Y la paz

Del humor inestable de madre Natura me quejé ayer, y cómo no iba a quejarme, si de esta  a la otra semana nos trae sudorosos o tiritando, este día  soles en brama y este otro cielos anubarrados y repentinos chubascos. El temperamento de la Carlotta, qué le vamos a hacer.

Aquella tarde navegaba en la internet y visité tierras lejas y lugares exóticos cuando, de súbito, ¿y eso? Quedéme ratón en mano. El de la computadora. La luz se apagó y se encendió el ventarrón, y soliviantó el limonero, excitó la buganvilia y arrancó aromas y petalillos a la madreselva y madres anexas. Y qué hacer, sino aguardar la vuelta de la energía eléctrica. Y fue entonces.

De repente se va el chaparrón, el viento desgarra los cielos y a la tierra desciende la paz. Miré hacia el firmamento recién asperjado de luz, y en la comba paz y el irisado silencio como nunca antes entendí a  Pagaza, el místico:

Tiende la tarde el silencioso manto – de albos vapores y húmedas neblinas – Y los valles y lagos y colinas – mudos deponen su divino encanto – Las estrellas, en solio de amaranto – al horizonte yérguense vecinas – salpicando de gotas cristalinas –  las negras hojas del dormido acanto. – De un árbol a otro en verberar se afana – nocturna el ave con pesado vuelo – las auras leves y la sombra vana – Y, presa el alma de pavor y duelo – al místico rumor de la campana – se encoge y treme, y se remonta al cielo

Y la tarde, y la paz, y los altos cielos que, gatitos,  se abajan y se me arriman a que les rasque la panza. De repente, mis valedores: ¿y eso? ¿Qué, dónde? Ahí, semioculto en la higuera (esta no maldecida por la rabieta del Nazareno), el cenzontle, molotito emplumado, rompió a cantar; y qué limpidez de escalas y qué equilibrio de melodía quebradiza, pero entera siempre, emplumada garganta que hacía escoleta, purísimo cristal, en el ramaje recién llovido.

Yo, escuchándolo, ¿en qué mágica geografía me encontré? La mente se me pobló de techumbres y bardas y un río rumoroso de jarales y jacalazúchiles, y aguardaba en cualquier momento el mugir de las reses de vuelta al redil. Mi Jalpa Mineral, que es decir mi hontanar, el de mis años muchachos, escondida en su nicho de peña viva, donde vivió y vive bajo tierra la niña de mi primer amor, el único.

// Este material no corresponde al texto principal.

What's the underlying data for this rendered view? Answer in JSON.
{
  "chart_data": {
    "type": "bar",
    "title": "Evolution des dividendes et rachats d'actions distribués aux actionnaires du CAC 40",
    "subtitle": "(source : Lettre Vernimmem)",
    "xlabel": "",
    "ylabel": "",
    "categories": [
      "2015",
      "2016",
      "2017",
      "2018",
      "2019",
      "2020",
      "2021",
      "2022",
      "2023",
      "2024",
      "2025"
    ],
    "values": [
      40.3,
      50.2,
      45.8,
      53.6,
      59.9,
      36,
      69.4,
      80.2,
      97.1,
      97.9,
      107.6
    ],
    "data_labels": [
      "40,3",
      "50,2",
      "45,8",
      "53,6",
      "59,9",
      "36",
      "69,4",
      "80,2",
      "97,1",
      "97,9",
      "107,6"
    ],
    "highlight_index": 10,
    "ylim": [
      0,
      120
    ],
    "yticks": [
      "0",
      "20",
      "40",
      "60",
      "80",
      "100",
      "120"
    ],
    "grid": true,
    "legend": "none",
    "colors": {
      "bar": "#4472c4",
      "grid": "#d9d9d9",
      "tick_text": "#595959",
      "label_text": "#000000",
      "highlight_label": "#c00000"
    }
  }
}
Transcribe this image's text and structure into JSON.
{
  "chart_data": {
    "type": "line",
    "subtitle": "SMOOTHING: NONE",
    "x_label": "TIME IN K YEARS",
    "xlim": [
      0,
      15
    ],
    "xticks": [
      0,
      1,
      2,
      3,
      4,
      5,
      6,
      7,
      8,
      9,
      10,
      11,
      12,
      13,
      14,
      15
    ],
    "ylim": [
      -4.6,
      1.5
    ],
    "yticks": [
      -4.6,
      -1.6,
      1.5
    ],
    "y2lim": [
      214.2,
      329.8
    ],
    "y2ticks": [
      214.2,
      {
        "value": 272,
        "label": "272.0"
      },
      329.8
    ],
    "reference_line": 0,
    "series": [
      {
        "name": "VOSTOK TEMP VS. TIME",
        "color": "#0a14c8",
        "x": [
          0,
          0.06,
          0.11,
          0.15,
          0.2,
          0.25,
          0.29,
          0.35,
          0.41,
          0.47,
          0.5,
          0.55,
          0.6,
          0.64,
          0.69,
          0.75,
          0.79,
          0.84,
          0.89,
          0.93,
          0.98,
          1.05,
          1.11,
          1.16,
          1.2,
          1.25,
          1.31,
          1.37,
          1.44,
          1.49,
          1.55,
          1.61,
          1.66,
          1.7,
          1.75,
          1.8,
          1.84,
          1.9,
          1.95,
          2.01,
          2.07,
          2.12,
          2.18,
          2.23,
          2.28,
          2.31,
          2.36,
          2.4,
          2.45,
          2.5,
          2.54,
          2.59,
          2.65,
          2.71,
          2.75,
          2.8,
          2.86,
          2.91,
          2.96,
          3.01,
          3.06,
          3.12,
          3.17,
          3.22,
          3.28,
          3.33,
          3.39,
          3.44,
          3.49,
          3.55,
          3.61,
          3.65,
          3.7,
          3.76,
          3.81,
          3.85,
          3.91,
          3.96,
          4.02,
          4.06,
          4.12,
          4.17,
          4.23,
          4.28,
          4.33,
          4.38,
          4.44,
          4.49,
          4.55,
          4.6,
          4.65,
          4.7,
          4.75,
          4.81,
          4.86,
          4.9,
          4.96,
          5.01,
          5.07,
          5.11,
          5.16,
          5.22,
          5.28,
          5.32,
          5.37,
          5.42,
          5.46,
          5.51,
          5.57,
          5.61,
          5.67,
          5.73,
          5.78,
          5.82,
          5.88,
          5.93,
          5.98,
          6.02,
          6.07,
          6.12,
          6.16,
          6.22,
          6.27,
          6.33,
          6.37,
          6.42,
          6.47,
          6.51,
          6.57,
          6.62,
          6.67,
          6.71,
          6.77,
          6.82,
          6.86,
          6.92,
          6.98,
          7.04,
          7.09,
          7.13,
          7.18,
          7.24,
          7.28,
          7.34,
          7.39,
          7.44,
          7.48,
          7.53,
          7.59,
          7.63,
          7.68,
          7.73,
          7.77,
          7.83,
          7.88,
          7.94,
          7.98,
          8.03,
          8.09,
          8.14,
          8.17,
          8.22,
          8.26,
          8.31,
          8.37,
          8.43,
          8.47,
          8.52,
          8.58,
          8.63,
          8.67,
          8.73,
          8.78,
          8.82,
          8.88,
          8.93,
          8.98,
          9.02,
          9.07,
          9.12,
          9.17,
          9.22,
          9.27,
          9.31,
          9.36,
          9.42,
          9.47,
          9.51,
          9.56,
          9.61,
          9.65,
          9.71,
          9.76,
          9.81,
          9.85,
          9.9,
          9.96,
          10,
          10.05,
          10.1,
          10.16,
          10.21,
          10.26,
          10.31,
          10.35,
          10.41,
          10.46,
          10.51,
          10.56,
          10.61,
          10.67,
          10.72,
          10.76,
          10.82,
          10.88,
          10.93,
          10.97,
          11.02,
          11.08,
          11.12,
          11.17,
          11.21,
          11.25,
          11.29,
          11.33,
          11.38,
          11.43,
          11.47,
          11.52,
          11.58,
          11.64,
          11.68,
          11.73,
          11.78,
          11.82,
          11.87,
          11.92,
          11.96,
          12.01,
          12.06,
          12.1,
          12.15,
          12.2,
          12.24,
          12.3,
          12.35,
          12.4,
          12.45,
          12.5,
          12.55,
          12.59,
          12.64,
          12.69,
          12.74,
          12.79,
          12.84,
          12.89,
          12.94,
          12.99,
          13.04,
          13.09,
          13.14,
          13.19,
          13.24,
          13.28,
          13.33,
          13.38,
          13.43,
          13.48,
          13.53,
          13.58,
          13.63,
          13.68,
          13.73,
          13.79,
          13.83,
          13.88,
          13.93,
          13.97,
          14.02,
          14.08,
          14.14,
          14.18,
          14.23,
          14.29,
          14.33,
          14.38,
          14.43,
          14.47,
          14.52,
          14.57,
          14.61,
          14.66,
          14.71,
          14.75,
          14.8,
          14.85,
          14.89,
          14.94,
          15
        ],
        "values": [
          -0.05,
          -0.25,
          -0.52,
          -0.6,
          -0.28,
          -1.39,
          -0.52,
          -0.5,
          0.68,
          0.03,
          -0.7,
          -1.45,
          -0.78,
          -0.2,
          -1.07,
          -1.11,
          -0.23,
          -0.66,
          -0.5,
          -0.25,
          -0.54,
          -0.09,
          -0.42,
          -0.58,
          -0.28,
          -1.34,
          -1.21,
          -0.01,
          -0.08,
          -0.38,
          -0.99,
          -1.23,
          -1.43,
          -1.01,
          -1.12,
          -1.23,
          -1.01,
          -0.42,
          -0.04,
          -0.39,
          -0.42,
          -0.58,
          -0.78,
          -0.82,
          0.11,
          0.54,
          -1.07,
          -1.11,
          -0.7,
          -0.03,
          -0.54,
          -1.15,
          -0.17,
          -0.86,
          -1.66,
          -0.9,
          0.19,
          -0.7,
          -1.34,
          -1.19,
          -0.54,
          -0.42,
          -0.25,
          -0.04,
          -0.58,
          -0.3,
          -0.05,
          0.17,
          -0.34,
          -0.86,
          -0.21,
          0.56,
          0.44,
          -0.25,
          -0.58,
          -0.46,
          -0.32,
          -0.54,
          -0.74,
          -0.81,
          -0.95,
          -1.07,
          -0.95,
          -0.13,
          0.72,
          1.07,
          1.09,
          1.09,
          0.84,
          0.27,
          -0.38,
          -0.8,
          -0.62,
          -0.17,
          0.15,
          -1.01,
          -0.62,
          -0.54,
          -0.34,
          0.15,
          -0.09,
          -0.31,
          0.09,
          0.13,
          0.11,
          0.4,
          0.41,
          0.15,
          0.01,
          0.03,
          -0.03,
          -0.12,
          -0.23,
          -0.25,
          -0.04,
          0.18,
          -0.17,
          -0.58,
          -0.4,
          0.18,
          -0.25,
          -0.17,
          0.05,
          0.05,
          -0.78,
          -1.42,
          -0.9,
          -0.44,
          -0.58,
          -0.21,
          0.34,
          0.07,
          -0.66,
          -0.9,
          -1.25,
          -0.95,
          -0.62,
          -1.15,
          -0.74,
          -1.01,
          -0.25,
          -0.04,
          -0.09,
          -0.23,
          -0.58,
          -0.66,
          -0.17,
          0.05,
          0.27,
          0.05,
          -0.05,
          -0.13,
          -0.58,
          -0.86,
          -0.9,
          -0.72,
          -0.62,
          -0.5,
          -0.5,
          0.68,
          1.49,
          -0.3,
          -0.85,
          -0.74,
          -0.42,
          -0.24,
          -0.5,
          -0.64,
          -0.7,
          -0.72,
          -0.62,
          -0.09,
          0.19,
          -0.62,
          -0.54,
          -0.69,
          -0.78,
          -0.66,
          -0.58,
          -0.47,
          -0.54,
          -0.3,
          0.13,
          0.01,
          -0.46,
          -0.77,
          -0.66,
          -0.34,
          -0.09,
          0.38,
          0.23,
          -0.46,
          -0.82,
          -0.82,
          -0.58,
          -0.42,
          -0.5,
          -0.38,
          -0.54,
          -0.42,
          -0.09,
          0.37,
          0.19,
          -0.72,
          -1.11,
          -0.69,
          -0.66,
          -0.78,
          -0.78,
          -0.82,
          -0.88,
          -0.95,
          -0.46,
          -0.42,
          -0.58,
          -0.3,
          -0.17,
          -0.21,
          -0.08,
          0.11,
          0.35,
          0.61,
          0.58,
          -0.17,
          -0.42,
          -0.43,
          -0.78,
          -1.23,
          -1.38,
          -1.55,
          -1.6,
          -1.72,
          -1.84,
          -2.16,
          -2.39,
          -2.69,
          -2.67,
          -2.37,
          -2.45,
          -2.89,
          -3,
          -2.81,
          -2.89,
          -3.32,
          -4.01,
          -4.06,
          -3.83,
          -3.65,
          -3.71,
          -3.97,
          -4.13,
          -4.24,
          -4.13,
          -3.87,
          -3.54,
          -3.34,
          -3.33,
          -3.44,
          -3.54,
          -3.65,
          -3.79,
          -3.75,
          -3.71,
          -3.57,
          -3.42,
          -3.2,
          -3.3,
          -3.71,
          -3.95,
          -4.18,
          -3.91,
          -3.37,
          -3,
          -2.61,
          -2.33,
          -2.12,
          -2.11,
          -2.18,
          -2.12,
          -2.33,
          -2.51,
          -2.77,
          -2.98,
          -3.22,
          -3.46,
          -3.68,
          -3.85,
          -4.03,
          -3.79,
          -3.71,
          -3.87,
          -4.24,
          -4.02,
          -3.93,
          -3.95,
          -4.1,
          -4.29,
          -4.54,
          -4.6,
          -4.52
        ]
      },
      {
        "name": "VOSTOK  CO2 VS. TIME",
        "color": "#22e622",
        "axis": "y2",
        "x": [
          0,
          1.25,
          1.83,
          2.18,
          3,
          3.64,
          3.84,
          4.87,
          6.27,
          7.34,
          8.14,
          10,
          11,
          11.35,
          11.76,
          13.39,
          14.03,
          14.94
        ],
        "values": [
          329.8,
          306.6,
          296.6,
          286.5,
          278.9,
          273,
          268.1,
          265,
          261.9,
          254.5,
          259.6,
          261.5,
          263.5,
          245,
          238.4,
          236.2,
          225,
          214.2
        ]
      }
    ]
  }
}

Escuchando al cantor en aquella paz y en el tiempo que señalaba la agonía del Justo, apareció otro poeta, Othón, y susurraba, quedo:

Oid la campanita, cómo suena – el toque del clarín, cómo arrebata – las quejas en que el viento se desata – y del agua el rodar sobre la arena (…) – Todo esto hay en mis cantos, me enamora – la noche; de los hombres soy delicia – y paz, y en los árboles cubierto – sólo yo alcé mi voz consoladora – como una blanda y celestial caricia – cuando Jesús agonizó en el huerto.

Suspiré y dije entre mí (y me brotó del ánima del alma): “Señor: gracias te doy porque esta tarde, con su minuto de paz, tu santa mano alejó de nosotros al beato del Verbo Encarnado, que fue a codearse con jerarcas neoliberales y un carnicero Nobel de la Paz. Importante se habrá sentido el anfitrión, cuando nadie puede aumentar a su estatura un codo, como tú mismo lo afirmaste en la Biblia.

Gracias, Señor, porque en este minuto de paz olvidé el macabro legado de tu siervo Felipe: terror y cuerpos decapitados, descuartizados, bombazos, incendios que achicharran medio centenar de criaturas, y lágrimas,  luto, dolor. Él distante, he recordado el dulcísimo sabor de la paz.  Que de tarde en tarde se vayan Felipe y la energía eléctrica”. (Amen.)